The first CONSORT statement was published in 1996 [1] and revised in
2001. [2-4] The aim then, and now, was to improve how randomised
controlled trials (RCTs) are reported so that they can be accurately
assessed by readers, editors and reviewers. Some success has been
achieved and the reporting of some RCTs is excellent. [5, 6] Despite
CONSORT statement has been around for 14 years, complete and clear
information on all aspects of all RCTs is still missing from many reported
studies. [7]
How does the 2010 statement [8] differ from the 2001 version? [2-4]
There are general and specific improvements. Wording was simplified and
clarified, and consistency in language improved. Some items have been
split into sub-items to avoid confusion. Specific changes include
requiring a description of how blinding is done, but eliminating the need
to explain how its success was determined, since research has raised
questions about the validity of such estimates. Numbers for “intention-to
-treat” analysis are no longer required because the authors consider this
term widely misused. Instead, they ask for the number of participants in
each analysis and whether the analysis was by original assigned group.
These are just some examples of changes in the CONSORT 2010 checklist [8]
which was described as a “service history” for RCTs. [9]

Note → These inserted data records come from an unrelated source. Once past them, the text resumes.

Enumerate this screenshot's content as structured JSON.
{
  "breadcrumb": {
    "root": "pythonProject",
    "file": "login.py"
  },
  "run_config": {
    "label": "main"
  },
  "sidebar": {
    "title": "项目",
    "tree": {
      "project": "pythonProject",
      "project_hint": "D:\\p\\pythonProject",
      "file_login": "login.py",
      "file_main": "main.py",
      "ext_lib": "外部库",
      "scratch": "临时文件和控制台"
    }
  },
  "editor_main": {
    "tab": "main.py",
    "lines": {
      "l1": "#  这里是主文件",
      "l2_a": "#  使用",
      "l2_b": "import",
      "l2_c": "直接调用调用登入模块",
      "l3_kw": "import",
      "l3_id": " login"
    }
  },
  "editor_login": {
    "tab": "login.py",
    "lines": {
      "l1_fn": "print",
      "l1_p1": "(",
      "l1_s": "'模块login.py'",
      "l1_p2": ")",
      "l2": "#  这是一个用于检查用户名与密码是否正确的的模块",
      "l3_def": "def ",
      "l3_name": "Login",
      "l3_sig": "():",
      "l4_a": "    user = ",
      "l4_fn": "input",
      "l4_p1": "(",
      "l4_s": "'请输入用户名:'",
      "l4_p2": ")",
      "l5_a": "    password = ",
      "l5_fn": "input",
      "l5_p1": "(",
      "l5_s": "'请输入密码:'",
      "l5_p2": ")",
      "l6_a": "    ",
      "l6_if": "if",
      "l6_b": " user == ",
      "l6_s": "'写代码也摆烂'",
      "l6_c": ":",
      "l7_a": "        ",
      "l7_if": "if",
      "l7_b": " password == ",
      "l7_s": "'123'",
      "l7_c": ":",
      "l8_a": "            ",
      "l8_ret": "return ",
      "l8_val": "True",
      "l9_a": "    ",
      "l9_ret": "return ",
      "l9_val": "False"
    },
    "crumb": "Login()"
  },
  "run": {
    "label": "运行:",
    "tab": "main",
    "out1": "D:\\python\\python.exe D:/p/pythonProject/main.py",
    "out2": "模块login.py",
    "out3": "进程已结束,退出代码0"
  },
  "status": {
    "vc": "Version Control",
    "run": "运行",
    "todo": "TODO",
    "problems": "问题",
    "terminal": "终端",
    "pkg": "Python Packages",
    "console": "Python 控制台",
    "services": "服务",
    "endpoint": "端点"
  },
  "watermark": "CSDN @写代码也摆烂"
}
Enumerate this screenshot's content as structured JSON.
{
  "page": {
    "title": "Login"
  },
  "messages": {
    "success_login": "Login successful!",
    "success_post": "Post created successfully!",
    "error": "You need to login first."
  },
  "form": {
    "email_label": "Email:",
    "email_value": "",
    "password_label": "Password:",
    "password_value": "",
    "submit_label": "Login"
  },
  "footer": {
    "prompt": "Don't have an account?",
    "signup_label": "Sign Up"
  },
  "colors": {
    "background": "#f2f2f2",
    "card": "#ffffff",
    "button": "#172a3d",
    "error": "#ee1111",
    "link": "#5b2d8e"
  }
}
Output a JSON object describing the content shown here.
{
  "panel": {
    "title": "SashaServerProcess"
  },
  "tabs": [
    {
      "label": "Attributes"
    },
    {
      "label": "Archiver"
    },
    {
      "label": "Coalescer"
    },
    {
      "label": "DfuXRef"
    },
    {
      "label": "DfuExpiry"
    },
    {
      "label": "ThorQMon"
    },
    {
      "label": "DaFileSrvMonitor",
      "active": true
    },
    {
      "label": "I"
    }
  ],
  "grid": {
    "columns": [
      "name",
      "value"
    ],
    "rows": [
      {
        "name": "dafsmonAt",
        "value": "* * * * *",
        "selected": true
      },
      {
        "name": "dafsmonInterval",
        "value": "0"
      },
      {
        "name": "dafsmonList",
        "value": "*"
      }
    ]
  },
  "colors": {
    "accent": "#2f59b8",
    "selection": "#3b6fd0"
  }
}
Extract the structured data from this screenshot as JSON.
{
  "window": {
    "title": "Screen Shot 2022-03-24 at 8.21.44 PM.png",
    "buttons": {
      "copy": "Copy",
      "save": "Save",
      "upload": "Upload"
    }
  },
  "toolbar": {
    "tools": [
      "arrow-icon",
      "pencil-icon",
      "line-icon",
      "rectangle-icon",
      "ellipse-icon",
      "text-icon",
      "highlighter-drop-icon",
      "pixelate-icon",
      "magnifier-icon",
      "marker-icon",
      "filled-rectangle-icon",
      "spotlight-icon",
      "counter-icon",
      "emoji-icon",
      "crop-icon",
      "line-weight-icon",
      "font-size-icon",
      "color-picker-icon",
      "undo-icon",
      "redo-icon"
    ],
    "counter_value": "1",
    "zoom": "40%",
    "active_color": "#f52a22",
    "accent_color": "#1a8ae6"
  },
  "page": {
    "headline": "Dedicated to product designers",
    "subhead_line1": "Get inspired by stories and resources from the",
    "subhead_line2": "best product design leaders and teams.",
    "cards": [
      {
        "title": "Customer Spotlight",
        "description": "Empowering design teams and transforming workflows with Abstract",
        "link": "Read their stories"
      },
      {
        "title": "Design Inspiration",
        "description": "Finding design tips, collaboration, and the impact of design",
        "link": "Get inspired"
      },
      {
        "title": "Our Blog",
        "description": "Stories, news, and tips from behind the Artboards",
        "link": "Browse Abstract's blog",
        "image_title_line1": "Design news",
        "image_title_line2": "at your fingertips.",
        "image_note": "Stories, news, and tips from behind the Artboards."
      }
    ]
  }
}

In the CONSORT 2010 statement, [8] the text on how the success of
blinding was evaluated has been removed. This seems to be opposite to the
views advocated by other investigators. [10, 11] This issue has been
discussed briefly in the separate explanatory paper. [12] Researchers,
however, may want to read a more fuller explanation of the rationale for
removal of the sub-item on testing for blinding in the commentary by
Schulz et al. [13]
The revised statement [8] alone will not improve reporting of RCTs.
To be effective, the CONSORT statement must be used in practice, which
will require commitments from authors, editors and peer reviewers.
With more complete reporting, the whole process of evaluating the
quality of research should be easier. In my work as a systematic
reviewer, it is such a joy to come across a clearly reported trial when
abstracting data.
1 Begg C, Cho M, Eastwood S, Horton R, Moher D, Olkin I, et al.
Improving the quality of reporting of randomized controlled trials. The
CONSORT statement. JAMA 1996;276:637-9.
2 Moher D, Schulz KF, Altman DG. The CONSORT statement: revised
recommendations for improving the quality of reports of parallel-group
randomised trials. Lancet 2001;357:1191-4.
3 Moher D, Schulz KF, Altman DG; CONSORT Group. The CONSORT
statement: revised recommendations for improving the quality of reports of
parallel-group randomized trials. Ann Intern Med 2001;134:657-62.
4 Moher D, Schulz KF, Altman D; CONSORT Group. The CONSORT statement:
revised recommendations for improving the quality of reports of parallel-
group randomized trials. JAMA 2001;285:1987-91.
5 Plint AC, Moher D, Morrison A, Schulz K, Altman DG, Hill C, et al.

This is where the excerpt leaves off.